I really enjoy teaching the Network Security course at Johns Hopkins University. It’s a privilege to work with the students and to spend time thinking about the fundamental principles behind my profession.

The best reward of all, though, is when former students send me an email about applying lessons from the course in their careers. Or, as it turns out last night, in their apartment buildings:

Hey Dr. Nielson, I moved into my new apartment complex a few days ago and noticed something about its security that reminded me of you and your lectures. We have key fobs for badging into the building that also double as our apartment keys. For some reason, the first floor elevators require you to badge in with your fob before you can call an elevator.
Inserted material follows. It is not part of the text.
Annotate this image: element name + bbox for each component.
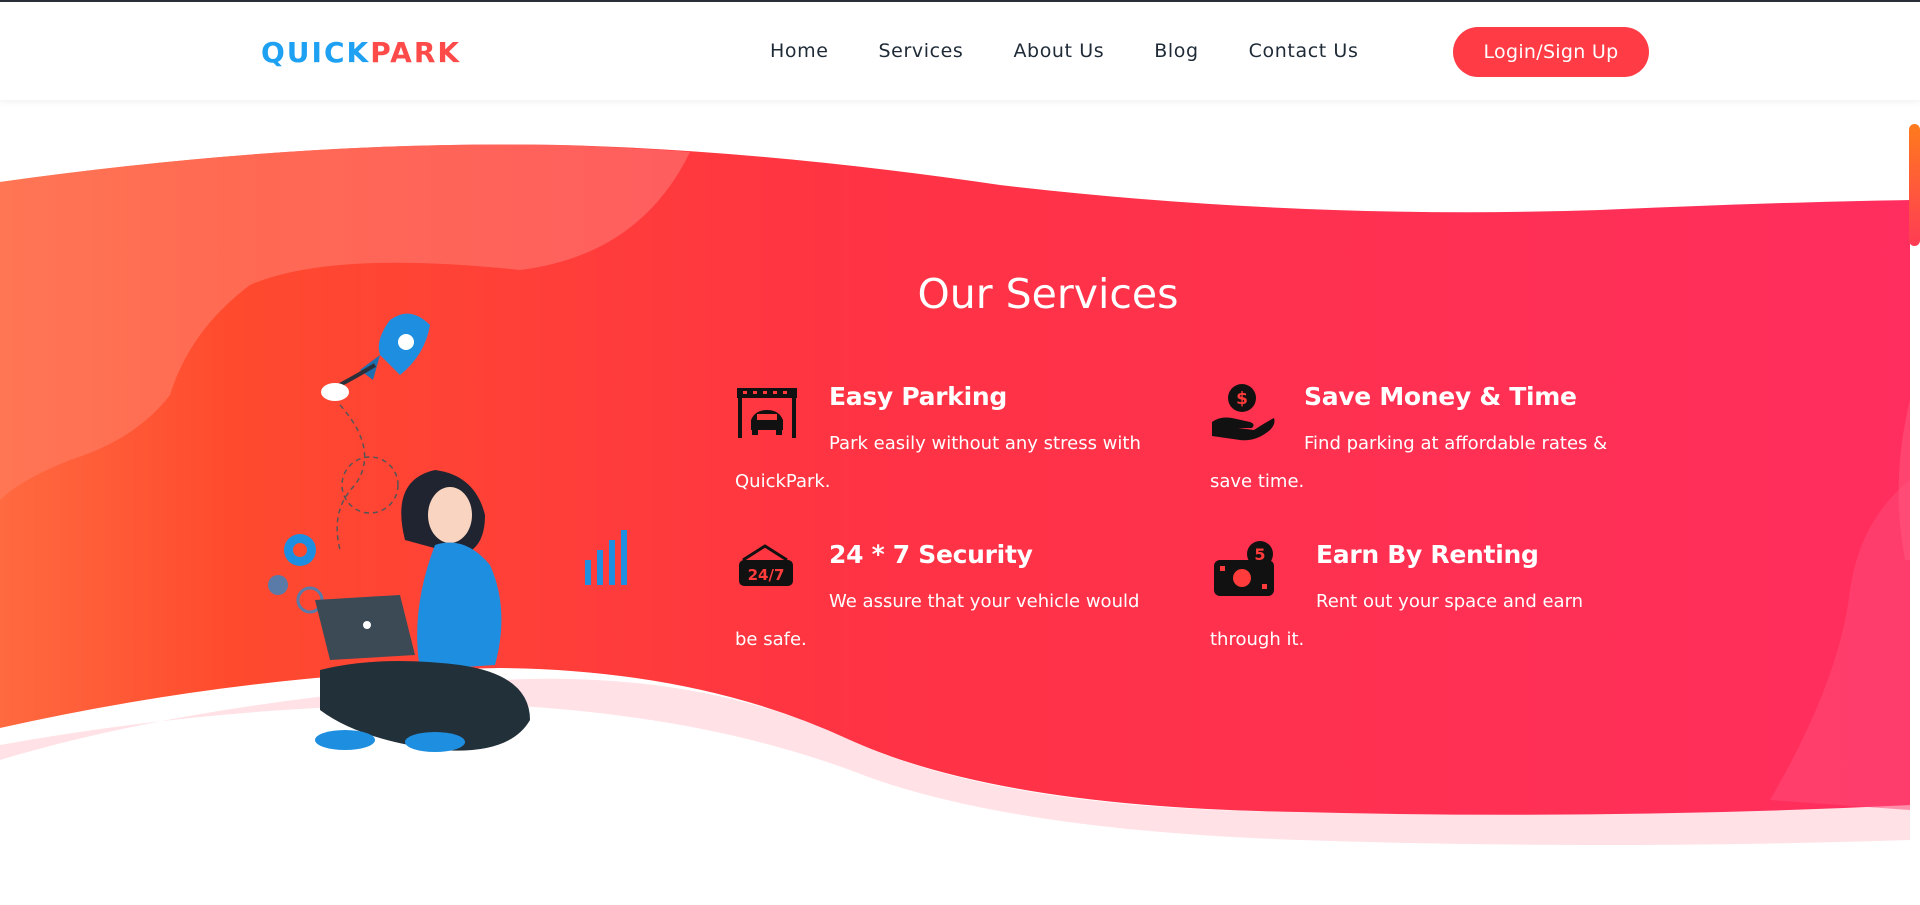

However, if you take the stairs to the second floor (which doesn't require badging, presumably for fire purposes), the second floor elevators do not require you to badge to request an elevator. Physical security! The first thought I had when I saw that the 1st floor elevators required badging was, "huh...wonder if I can get around this." So thanks for teaching us to think like an attacker...

Obviously, I’m very excited about having students come out of my course thinking about how to bypass security. This kind of thinking is absolutely essential to the development of better security. The bad guys are always going to be thinking of ways to get around security technology, and unless the good guys are doing the same there’s no chance of stopping them.

But the best part of my former student’s message is that he identified a key principle as part of his analysis. More important than simply discovering that he could get an elevator on the second floor without a badge, he also formed a hypothesis as to the reason behind it. In this case, my student guessed that it had to do with how the fire code applies differently to different floors. This is a very reasonable guess.

It is quite common for computer security to breakdown at the “boundaries.” I do not mean the “edges” of the system, but the internal dividing lines between different technologies, components, programs, users, equipment, and even regulations like fire code. Each one of these pieces has its own context in which the security is framed and makes sense. At the boundaries, the context often changes and what was appropriate security before is no longer so. Getting the translation right when combining these security contexts is an overwhelmingly difficult challenge.

Security designers need to understand this boundary problem and expend sufficient resources designing the interfaces between two or more security contexts. Offensive security professionals, such as penetration testers, need to have systematic and thorough methods of finding boundaries, understanding the associated security contexts, and how differences between these contexts can be exploited. In either case, it is worth noting that boundaries are not always technological and not always obvious like, for example, the different fire codes that apply at different levels of a building. It often requires a fair bit of professional experience to identify these more subtle examples.

But not always! Sometimes, it just takes a clever college kid with a small amount of training and a lot of curiosity!